Cracker’s Savory Morsels Served At State Theater Gig

So they were standing, like the last rock band on the planet… Yes, Cracker marched through Northern Virginia last night, playing the first of their shows that I’ve seen since, oh, the invention of the Internet.  David Lowery’s grown a beard since Camper Van Beethoven played the same venue (State Theater, Falls Church) in January, and if you want to get a sense of the difference between those fraternal twins, consider where he stands when playing with each one.  With CVB, he’s over on stage right, holding down the singing and rhythm guitar chores while Jimmy Page and Yehudi Menuhin keep the notes flying on the other side.  With Cracker, there he was at center stage, because Johnny Hickman’s gloriously lucid lead licks notwithstanding, Lowery is the center of attention.

Sunrise In The Land of Milk And Honey is a superb album, and restores Cracker’s place in the center of my heart — or maybe more accurately, back on my playlist — in a way not dissimilar to how New Roman Times restored Camper Van Beethoven’s relevance and standing.  Watching Lowery work — joestrummering the guitar and straining to hit the high notes while Johnny Hickman, with the ease of Billy Zoom, lets fly his economical licks and amazingly lyrical lines — shows just how much Cracker means to him, how important it still all is, even in the wake of relative critical indifference, to invest everything he’s got in his genially acerbic lyrics, his faux-unsophisticated singing.

They started with the title song and “Hey Brett (You Know What Time It Is)” from the new album, then went right to where it all began — “Teen Angst (What The World Needs Now).”  As a band, they can still kick the milk pail over.  Middle period Cracker seemed to need to thicken the sound, to heavy the bass.  Late period Cracker seems to have rediscovered its punky Americana roots.

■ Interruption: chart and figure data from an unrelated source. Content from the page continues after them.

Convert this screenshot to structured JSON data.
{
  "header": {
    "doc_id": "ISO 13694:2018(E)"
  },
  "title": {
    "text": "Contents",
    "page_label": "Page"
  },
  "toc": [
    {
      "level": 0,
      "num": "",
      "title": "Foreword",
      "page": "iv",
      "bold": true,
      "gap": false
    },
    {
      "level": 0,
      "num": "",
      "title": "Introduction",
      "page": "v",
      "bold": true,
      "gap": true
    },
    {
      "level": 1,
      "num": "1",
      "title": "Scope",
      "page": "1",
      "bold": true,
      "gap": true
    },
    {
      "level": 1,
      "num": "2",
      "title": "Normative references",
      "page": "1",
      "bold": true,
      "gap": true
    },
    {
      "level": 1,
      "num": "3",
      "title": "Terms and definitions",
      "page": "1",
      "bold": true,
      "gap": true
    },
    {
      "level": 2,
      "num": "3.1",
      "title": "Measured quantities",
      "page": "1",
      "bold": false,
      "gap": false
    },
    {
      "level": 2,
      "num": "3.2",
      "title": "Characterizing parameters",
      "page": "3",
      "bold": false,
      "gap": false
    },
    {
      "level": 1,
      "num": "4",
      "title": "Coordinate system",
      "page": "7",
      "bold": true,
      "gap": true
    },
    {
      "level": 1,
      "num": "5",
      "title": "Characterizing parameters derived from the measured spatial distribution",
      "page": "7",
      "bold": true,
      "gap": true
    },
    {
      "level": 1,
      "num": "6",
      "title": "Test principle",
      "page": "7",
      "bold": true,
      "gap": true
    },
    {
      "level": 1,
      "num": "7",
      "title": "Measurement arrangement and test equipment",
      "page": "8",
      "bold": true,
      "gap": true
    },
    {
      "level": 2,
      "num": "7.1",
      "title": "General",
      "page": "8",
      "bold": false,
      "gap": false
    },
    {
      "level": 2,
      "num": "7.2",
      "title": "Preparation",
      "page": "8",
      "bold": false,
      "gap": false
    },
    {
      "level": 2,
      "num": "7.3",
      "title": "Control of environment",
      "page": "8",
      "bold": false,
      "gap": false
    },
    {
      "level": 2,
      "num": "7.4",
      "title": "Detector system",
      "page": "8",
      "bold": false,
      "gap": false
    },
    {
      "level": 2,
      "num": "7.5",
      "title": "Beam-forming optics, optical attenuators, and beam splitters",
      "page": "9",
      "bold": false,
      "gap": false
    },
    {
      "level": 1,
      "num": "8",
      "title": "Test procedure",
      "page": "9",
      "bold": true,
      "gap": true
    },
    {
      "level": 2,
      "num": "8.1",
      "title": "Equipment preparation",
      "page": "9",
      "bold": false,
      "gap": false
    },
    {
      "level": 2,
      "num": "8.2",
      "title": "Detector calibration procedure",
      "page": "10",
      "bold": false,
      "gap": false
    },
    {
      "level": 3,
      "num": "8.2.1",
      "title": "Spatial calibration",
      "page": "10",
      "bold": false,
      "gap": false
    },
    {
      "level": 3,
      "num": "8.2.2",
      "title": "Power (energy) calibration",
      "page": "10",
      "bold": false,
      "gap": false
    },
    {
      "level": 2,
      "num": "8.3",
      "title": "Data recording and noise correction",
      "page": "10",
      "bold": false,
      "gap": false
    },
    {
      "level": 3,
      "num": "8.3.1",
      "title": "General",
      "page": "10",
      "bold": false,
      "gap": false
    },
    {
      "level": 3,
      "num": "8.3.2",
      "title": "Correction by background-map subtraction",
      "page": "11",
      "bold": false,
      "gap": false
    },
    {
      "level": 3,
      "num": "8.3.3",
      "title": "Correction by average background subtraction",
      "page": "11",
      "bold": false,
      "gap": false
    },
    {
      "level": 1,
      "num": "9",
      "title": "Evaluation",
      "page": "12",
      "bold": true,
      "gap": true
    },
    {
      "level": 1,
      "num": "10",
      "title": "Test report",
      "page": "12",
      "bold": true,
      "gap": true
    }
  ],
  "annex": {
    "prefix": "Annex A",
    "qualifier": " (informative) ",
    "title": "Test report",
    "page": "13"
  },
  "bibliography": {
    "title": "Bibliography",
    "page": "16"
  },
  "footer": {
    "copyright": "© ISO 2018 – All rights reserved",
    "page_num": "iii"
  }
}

After the discursive amusement of Camper Van Beethoven, which mixed LA punk with gypsy music, ska, and ditties from a bar mitzvah in Kiev… to have teamed up with a straigtahead guitarist like Johnny Hickman — a guy who can reel off power chords with the smooth action of a Winchester pump gun sending another shell into the breach — well, it must have been a relief for Lowery, a new lease on life.  All that time he’d been a roots rocker trapped inside the surfer body of a Santa Cruz slacker. And maybe that’s why, 17, 18 years on, they’ve geared up again.  Let’s go for a ride.

As they worked their way through a long, full, career-restrospective set, I was reminded of those mid-90’s albums I haven’t played in years, and how great songs like “Sweet Thistle Pie” really were.  It was those albums — well, maybe it really was Kerosene Hat, and “EuroTrash Girl”  — that brought out a not-young crowd on a Wednesday night, and it reminded us how in their deliberately non-chic way, in their rebelling against a claim of greater relevance, Cracker took the Southern route to understatement, though their greatness really ought not be denied.

Cracker’s show at the State Theater saw a band revived, and their new album shows them still in creatively fine fettle.   In any objective roster of rock’s most charming — and important — frontmen, David Lowery would be on it: he’s John Fogerty with a subversive sense of humor and a manic wit, Jon Langford’s American cousin.  Let’s hope he keeps both Cracker and CVB cranking it up for years to come.